I get confused when I wrote an object to a binary file in C++. When I wrote a string to a file, like this:

//write a string to a binary file
ofstream ofs("Test.txt", ofstream::binary | ofstream::app);
string foo = "This is a long .... string."
ofs.write((char*)&foo, sizeof(foo));
ofs.close();

But it wrote something else(maybe a pointer) to the file rather than the string itself.

When I wrote an object of a class(which has a string member), it worked.

// a simple class
class Person {
public:
    Person() = default;
    Person(std::string name, int old) : fullName(name), age(old) {}
    std::string getName() const { return this->fullName; }
    int getAge() const { return this->ID; }

private:
    string fullName;
    int age;
};

int main()
{
    std::ofstream ofs("Test.txt", std::ofstream::binary | std::ofstream::app);
    Person p1("lifeisamoive", 1234);
    ofs.write((char*)&p1, sizeof(Person));
    ofs.close();

    Person *p2 = new Person();
    std::ifstream ifs("Test.txt", std::ifstream::binary);
    //output the right information
    while(ifs.read((char*)p2, sizeof(Person)))
        std::cout << p2->getName() << " " << p2->getAge() << std::endl;
    else
        std::cout << "Fail" << std::endl;
    ifs.close();
    return 0;
}

It output the right information.

Why? Thanks.

string object contains pointers to heap where the actual text remains. When you store the object to a file, you store the pointers but not what they point to.

In the second example you read the pointer to the actual char array in p1 to p2 and since p1 still exists, you can see the same name. However, you still have the same problem, you did not actually store the actual readable string to a file.

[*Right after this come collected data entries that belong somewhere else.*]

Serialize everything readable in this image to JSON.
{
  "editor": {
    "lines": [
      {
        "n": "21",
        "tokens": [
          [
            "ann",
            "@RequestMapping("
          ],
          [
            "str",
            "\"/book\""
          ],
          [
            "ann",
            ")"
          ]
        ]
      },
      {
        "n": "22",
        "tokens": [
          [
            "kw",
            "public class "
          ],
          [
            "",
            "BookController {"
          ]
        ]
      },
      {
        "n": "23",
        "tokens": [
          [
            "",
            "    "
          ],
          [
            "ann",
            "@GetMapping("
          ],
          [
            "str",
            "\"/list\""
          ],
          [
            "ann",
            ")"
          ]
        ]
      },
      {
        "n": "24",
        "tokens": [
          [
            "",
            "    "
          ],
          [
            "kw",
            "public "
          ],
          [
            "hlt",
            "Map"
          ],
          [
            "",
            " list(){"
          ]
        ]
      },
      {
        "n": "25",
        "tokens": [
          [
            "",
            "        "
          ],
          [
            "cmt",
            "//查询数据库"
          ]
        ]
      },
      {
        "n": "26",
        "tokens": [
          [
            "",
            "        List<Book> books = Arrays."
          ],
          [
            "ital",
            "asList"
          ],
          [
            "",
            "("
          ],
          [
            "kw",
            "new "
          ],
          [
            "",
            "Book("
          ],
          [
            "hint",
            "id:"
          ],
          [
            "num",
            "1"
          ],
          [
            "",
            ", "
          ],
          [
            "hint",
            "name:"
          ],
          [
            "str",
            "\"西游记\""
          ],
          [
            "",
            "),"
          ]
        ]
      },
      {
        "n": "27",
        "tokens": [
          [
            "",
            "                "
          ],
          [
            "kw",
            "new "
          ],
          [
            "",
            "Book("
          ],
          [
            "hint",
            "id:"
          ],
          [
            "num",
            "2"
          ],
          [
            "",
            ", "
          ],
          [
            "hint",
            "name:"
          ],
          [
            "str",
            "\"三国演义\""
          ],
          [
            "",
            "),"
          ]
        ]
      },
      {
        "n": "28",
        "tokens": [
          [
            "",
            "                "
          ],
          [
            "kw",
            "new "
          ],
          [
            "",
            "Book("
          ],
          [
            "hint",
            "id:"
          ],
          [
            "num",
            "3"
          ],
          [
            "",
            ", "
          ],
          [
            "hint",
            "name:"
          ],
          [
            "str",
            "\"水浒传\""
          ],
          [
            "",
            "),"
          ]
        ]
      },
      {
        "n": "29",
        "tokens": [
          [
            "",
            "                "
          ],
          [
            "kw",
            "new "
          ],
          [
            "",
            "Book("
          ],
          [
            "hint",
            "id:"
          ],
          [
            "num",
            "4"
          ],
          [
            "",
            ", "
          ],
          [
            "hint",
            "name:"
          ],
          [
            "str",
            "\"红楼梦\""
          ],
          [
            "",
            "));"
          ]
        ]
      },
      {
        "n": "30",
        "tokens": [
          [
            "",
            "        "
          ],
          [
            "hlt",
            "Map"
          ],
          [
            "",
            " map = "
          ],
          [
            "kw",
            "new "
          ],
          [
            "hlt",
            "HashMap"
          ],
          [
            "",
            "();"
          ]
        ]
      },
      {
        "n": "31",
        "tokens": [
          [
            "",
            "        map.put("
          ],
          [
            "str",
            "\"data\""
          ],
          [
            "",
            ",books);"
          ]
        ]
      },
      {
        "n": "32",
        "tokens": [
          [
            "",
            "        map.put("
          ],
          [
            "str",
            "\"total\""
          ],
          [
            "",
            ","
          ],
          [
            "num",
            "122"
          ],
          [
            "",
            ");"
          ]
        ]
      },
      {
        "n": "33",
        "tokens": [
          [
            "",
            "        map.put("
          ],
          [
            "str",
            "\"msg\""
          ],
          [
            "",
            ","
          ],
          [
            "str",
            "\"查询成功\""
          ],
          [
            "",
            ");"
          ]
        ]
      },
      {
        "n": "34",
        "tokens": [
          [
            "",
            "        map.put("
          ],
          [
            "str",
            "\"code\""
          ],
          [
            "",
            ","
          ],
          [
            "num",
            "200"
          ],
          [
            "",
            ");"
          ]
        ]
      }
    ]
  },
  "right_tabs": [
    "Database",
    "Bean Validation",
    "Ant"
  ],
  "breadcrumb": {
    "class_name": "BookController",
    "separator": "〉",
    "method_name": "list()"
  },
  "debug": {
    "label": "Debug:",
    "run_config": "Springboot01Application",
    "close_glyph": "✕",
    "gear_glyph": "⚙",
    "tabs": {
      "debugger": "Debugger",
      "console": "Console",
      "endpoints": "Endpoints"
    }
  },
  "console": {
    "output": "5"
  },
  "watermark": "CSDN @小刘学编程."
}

You should not store objects with pointers to heap to file. You can not convert string to char pointer just by casting. You should use c_str() instead. So try something like:

ofstream ofs("Test.txt", ofstream::binary | ofstream::app);
string foo = "This is a long .... string."
ofs.write(foo.c_str(), foo.size());
ofs.close();

You are reading the memory address of the person object. The Person object consist of a string object and an int object. Reading these values from memory while the program is still running means the same as copying the object via an = operator.